41. Le 1er mars 2011, le 3e tribunal d’instance pénale écarta l’opposition formée par la troisième requérante contre l’amende administrative. Il nota que le groupe de manifestants, constitué de 1 500 puis de 2 000 personnes, avait défilé en bloquant la circulation des véhicules. Il indiqua que les endroits où les déclarations à la presse avaient été lues étaient des endroits autorisés, mais que la requérante avait été sanctionnée pour avoir participé au défilé. Il conclut que l’amende en cause était conforme à la procédure et à la loi.

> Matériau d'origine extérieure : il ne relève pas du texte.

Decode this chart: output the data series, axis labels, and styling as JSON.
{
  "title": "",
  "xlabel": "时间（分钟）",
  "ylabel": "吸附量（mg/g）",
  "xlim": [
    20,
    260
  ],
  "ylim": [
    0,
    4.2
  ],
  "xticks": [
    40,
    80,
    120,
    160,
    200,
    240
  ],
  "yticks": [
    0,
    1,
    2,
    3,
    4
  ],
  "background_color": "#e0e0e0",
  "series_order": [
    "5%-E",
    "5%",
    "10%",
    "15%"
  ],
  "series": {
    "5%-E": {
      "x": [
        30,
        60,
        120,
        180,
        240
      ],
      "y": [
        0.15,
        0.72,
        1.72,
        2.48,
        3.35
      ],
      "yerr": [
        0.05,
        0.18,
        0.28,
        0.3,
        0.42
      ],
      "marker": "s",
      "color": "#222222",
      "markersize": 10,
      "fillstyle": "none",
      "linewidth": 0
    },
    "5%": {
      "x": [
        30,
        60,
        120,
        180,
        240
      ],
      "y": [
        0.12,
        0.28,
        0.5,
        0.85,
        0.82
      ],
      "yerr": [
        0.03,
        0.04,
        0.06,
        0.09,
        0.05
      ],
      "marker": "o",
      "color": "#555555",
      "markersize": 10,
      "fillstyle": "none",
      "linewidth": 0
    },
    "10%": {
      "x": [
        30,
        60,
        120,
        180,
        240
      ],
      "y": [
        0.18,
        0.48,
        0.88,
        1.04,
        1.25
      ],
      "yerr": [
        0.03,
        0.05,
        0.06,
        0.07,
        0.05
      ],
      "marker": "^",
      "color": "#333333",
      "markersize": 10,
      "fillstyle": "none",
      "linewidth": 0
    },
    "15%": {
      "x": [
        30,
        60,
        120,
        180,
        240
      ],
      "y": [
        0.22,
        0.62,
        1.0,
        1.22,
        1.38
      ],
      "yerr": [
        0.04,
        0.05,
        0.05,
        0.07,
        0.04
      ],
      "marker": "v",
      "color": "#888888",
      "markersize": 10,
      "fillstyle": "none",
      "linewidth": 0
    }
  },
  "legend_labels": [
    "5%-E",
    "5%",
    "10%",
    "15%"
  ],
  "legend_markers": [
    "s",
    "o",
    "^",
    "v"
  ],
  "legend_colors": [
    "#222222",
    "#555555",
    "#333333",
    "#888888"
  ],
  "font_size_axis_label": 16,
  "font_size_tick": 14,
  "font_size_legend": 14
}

4. L’opposition introduite par le premier requérant contre une amende lui infligée en date du 26 janvier 2010

42. Le 19 avril 2010, le 6e tribunal d’instance pénale d’Adana a accueilli l’opposition formée par le premier requérant contre une amende qui lui avait été infligée le 26 janvier 2010 pour avoir défilé en violation de l’arrêté préfectoral du 6 novembre 2009. Dans sa décision, après s’être référé aux principes relatifs à l’application des articles 10 et 11 de la Convention et avoir rappelé les considérations retenues par la Cour dans son arrêt Oya Ataman c. Turquie (no 74552/01, CEDH 2006‑XIV), le tribunal a conclu que le requérant ne pouvait pas être privé, de manière indirecte, de l’usage de son droit à la liberté de réunion, par l’infliction d’une amende administrative.

II. LE DROIT ET LA PRATIQUE INTERNES PERTINENTS

43. Le droit et la pratique internes pertinents sont exposés dans les arrêts Yılmaz Yıldız et autres c. Turquie, (no 4524/06, §§ 17-22, 14 octobre 2014) et Akarsubaşı c. Turquie (no 70396/11, §§ 14-26, 21 juillet 2015).

L’arrêté préfectoral du 6 novembre 2009

44. Le 6 novembre 2009, en réponse à la demande de la direction de sûreté, le préfet d’Adana a pris un arrêté sur les conditions relatives à l’organisation de déclarations de presse. Cet arrêté indiquait que les endroits autorisés et ceux interdits pour la tenue de déclarations publiques à la presse avaient été déterminés conformément aux articles 9 alinéa ç, 11 alinéa c et 66 de la loi no 5442 sur l’administration des départements, aux articles 6 et 22 de la loi no 2911, à la circulaire no 2004/68 du 1er avril 2004 et à la circulaire no 2004/100 du 11 juin 2004. Il précisait que la limitation en question visait à la protection de l’ordre et de la santé publics, de la morale, des droits et libertés des tiers, du déroulement des événements publics à un niveau démocratique et de la sécurité des participants.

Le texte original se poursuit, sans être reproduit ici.